Capítulo 85

– ¿Es este su veredicto unánime? -preguntó el juez Chaskel mirando por encima de sus gafas de lectura al portavoz del jurado, mientras todo el mundo en la sala se apresuraba a volver a sus asientos.

Nadie había esperado contar con un veredicto en tan poco tiempo, tratándose de un caso en el que se solicitaba la pena capital; especialmente C.J., que apenas había llegado a la máquina expendedora de café de la planta baja para tomarse una taza, de camino a su despacho, donde esperaría la decisión del jurado. Fue entonces cuando Eddie Bowman saltó corriendo de la escalera mecánica gritándole que el jurado ya había deliberado.

El rostro de Chaskel se mantuvo inexpresivo mientras su ceñuda mirada repasaba la hoja del veredicto. La sala del tribunal estaba abarrotada de fiscales, abogados defensores, reporteros, espectadores y familiares. Una corriente de excitación reinaba en el aire.

– Sí, señoría. Lo es -contestó ansiosamente el portavoz, un basurero de Miami Beach de unos cuarenta años que se esforzaba en lo posible para hacer caso omiso de las cámaras y micrófonos que estaban pendientes de su más mínimo aliento, registrando sus más insignificantes tics. Pequeñas gotas de sudor le perlaban el labio superior, y se las enjugó con el dorso de la mano.

– Muy bien, puede sentarse. Que el acusado se ponga en pie.

– El juez dobló la hoja con el veredicto y se la entregó a Janine, la secretaria del tribunal. El portavoz, aliviado por haber dejado de ser el centro de atención, se sentó junto con los otros once miembros del jurado, que contemplaban fijamente el estrado, evitando a propósito cualquier mirada hacia Bill Bantling-. Que la secretaria lea el veredicto, por favor -ordenó el juez Chaskel, sentándose muy erguido, con la maza en la mano.

– Nosotros, el jurado del condado de Miami-Dade, Florida, a día cinco de enero de dos mil uno, hallamos al acusado, William Rupert Bantling, culpable de asesinato en primer grado.

Culpable. Culpable de asesinato en primer grado.

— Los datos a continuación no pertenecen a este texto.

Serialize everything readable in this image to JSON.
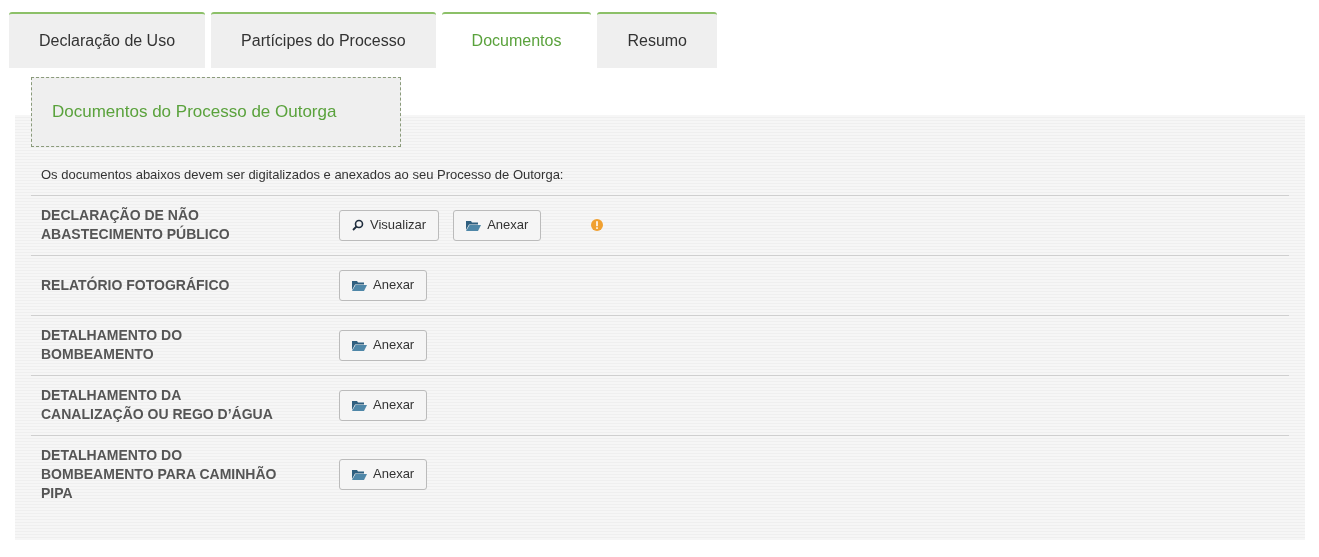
{
  "tabs": [
    {
      "label": "Declaração de Uso",
      "selected": false
    },
    {
      "label": "Partícipes do Processo",
      "selected": false
    },
    {
      "label": "Documentos",
      "selected": true
    },
    {
      "label": "Resumo",
      "selected": false
    }
  ],
  "section_title": "Documentos do Processo de Outorga",
  "intro": "Os documentos abaixos devem ser digitalizados e anexados ao seu Processo de Outorga:",
  "documents": [
    {
      "name": "DECLARAÇÃO DE NÃO ABASTECIMENTO PÚBLICO",
      "buttons": [
        {
          "kind": "view",
          "label": "Visualizar"
        },
        {
          "kind": "attach",
          "label": "Anexar"
        }
      ],
      "warning": true
    },
    {
      "name": "RELATÓRIO FOTOGRÁFICO",
      "buttons": [
        {
          "kind": "attach",
          "label": "Anexar"
        }
      ],
      "warning": false
    },
    {
      "name": "DETALHAMENTO DO BOMBEAMENTO",
      "buttons": [
        {
          "kind": "attach",
          "label": "Anexar"
        }
      ],
      "warning": false
    },
    {
      "name": "DETALHAMENTO DA CANALIZAÇÃO OU REGO D’ÁGUA",
      "buttons": [
        {
          "kind": "attach",
          "label": "Anexar"
        }
      ],
      "warning": false
    },
    {
      "name": "DETALHAMENTO DO BOMBEAMENTO PARA CAMINHÃO PIPA",
      "buttons": [
        {
          "kind": "attach",
          "label": "Anexar"
        }
      ],
      "warning": false
    }
  ]
}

Un ahogado sollozo resonó en la sala, y C. J. supuso que provenía de la madre de Anna Prado.

– Esta sala guardará silencio y todo el mundo permanecerá sentado -advirtió el juez severamente, llamando la atención del nervioso y sobreexcitado público-. Señorita Rubio, ¿desea que el jurado sea interrogado?

– Sí, señoría. Lo deseo -contestó Lourdes Rubio inexpresivamente, tras dudar un instante, aferrándose al borde de la mesa para sujetarse.

Bantling contemplaba al juez como si no hubiera escuchado la noticia.

– Señores y señoras del jurado, ahora procederé a interrogarlos uno a uno para comprobar si el veredicto entregado se corresponde realmente con el de cada uno de ustedes. Miembro del jurado número uno, ¿cuál ha sido su veredicto?

– Culpable -contestó la secretaria jubilada de Kendall, llorando.

– ¿Miembro del jurado número dos?

– Culpable.

Y así transcurrió, de uno en uno. Los ojos de algunos miembros del jurado se veían enrojecidos por el llanto; otros parecían aliviados, y algunos mostraban disgusto y furia cuando les llegó el turno de hablar.

Cuando el número doce hubo reiterado la culpabilidad del acusado, se desató el caos en la sala. La señora Prado empezó a gemir; los familiares de otras víctimas de Cupido que habían asistido a las sesiones prorrumpieron en gritos de júbilo; los reporteros salieron precipitadamente para informar a sus cadenas, y C. J. inclinó la cabeza en una silenciosa plegaria dando gracias a un Dios de cuya existencia había dudado.

Se había acabado. Por fin se había acabado.